Zurich International Chess Tournament, 1953 Book Review (2020)

David Ionovich Bronstein was born on the 19th of February, 1924, in Bila Tserkva, Ukraine. Bronstein was a Soviet notable Chess player. He was awarded the title of an International Grandmaster in the year of 1950 by FIDE.

By a narrow margin, Bronstein missed becoming a World Chess Champion in 1951. David Bronstein died on the 5th of December, 2006, in the capital city of Belarus, Minsk.

Bronstein was amongst the strongest players in the world from the middle of the 1940s and the middle of the 1970s. Throughout his years he was referred to as a creative genius and a master of tactics, by his peers and fans, alike.

Additionally, Bronstein was a very renowned writer on the subject of chess. What follows will be our book review of Zurich International Chess Tournament, 1953 by Bronstein.

Zurich International Chess Tournament, 1953

The superb examination of chess games that were played by some of the most renowned players that occurred at the 1953 Zurich International Chess Tournament, as the title of the volume suggests, was initially published in the year of 1978.
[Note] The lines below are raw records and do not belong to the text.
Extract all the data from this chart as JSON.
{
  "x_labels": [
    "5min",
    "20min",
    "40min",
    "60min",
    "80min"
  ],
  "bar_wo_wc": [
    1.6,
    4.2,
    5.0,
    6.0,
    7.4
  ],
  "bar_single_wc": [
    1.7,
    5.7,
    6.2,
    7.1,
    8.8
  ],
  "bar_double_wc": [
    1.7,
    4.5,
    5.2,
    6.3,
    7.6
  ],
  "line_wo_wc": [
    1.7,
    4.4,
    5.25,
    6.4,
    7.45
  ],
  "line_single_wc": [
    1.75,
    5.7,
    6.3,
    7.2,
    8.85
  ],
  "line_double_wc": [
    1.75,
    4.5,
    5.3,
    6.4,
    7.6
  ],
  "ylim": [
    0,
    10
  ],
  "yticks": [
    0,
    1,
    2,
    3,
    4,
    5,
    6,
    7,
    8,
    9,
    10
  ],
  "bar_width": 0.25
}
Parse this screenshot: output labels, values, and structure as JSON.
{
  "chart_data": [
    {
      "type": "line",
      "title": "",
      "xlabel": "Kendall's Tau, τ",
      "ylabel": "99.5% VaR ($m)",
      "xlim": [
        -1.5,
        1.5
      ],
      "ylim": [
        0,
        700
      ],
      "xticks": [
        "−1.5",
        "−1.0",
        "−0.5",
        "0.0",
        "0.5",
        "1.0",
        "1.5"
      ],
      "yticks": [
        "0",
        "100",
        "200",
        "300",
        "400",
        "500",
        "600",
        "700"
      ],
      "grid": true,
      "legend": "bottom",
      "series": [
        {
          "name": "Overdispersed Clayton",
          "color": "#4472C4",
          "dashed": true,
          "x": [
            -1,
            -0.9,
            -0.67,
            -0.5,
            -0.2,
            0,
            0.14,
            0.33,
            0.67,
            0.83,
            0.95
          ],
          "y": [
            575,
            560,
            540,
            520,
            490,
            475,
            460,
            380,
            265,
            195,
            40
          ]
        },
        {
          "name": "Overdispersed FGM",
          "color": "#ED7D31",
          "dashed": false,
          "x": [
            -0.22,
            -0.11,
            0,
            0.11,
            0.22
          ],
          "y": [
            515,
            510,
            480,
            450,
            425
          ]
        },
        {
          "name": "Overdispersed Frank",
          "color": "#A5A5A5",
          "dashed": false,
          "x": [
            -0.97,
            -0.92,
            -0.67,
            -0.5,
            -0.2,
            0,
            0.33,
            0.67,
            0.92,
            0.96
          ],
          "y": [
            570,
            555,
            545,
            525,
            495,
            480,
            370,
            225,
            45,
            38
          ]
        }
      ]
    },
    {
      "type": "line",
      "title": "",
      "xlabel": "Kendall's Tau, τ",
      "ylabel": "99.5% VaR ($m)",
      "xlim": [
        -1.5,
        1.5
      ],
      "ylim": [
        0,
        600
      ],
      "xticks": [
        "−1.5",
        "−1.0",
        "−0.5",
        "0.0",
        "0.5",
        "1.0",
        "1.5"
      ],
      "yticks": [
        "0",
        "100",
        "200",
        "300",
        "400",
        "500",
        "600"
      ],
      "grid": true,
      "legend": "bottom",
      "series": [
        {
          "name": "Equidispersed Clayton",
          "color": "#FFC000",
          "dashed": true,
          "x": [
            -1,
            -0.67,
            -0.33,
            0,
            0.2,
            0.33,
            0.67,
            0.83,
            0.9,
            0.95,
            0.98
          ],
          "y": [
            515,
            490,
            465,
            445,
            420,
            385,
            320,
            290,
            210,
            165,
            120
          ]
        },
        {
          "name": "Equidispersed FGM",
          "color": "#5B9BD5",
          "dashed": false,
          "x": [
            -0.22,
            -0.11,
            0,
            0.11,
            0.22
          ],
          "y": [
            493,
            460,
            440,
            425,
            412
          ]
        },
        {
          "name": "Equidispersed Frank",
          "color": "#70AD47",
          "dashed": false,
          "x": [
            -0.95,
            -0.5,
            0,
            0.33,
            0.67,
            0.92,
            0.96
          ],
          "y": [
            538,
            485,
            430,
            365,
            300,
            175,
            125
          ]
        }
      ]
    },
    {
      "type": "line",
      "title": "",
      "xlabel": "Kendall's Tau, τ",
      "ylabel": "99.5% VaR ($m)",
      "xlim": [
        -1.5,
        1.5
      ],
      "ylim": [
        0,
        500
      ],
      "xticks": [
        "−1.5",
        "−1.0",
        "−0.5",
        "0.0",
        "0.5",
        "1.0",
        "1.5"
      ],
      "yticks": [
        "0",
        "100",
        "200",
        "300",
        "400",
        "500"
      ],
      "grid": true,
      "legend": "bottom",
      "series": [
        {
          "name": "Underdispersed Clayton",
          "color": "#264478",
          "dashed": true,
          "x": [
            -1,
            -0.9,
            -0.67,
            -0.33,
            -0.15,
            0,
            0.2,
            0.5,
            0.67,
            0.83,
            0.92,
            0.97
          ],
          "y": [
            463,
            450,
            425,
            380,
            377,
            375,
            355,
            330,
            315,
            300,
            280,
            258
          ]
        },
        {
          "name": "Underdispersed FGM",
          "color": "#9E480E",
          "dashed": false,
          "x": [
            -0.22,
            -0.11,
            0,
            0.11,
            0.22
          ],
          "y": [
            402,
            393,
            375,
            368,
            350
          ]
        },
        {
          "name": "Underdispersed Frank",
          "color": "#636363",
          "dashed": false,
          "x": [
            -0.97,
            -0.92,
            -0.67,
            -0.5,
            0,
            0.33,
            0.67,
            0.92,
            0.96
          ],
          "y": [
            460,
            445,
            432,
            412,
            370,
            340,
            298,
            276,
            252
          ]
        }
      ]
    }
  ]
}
Filled completely with acutely fascinating, profoundly insightful data and instructions, there are not many books that can satisfy all the knowledge one might be striving for quite like this one does. The agreement is nearly unanimous that this is among the most insightful books on the topic of chess.

During the course of the titular event, there occurred a whole of 210 games that were played. Fellow entrée into this tournament and accomplished writer David Bronstein took meticulous care with annotating the very intricate happenings over the course of the games. The tone is extraordinarily instructive and very readable.

If anyone is familiar with the work of Bronstein, they’d already know that what Bronstein focuses on isn’t the opening section of the game, nor the endgame, but in fact what interests him most is the midgame.

No human, dead or alive, grandmaster or beginner, is averse to erring. This is what Bronstein suggest that we pay strict attention to. The games played during this particular tournament, in the shrewd opinion of Bronstein, helped change the landscape of chess playing for better.

Seeing how the pairs that did battle with each other weren’t a lot that hide or keep their best cards secret, Bronstein’s assertion that this helped the game of chess progress isn’t an unfound one.

Without a doubt, Bronstein’s classic is one of the greatest chess books ever written.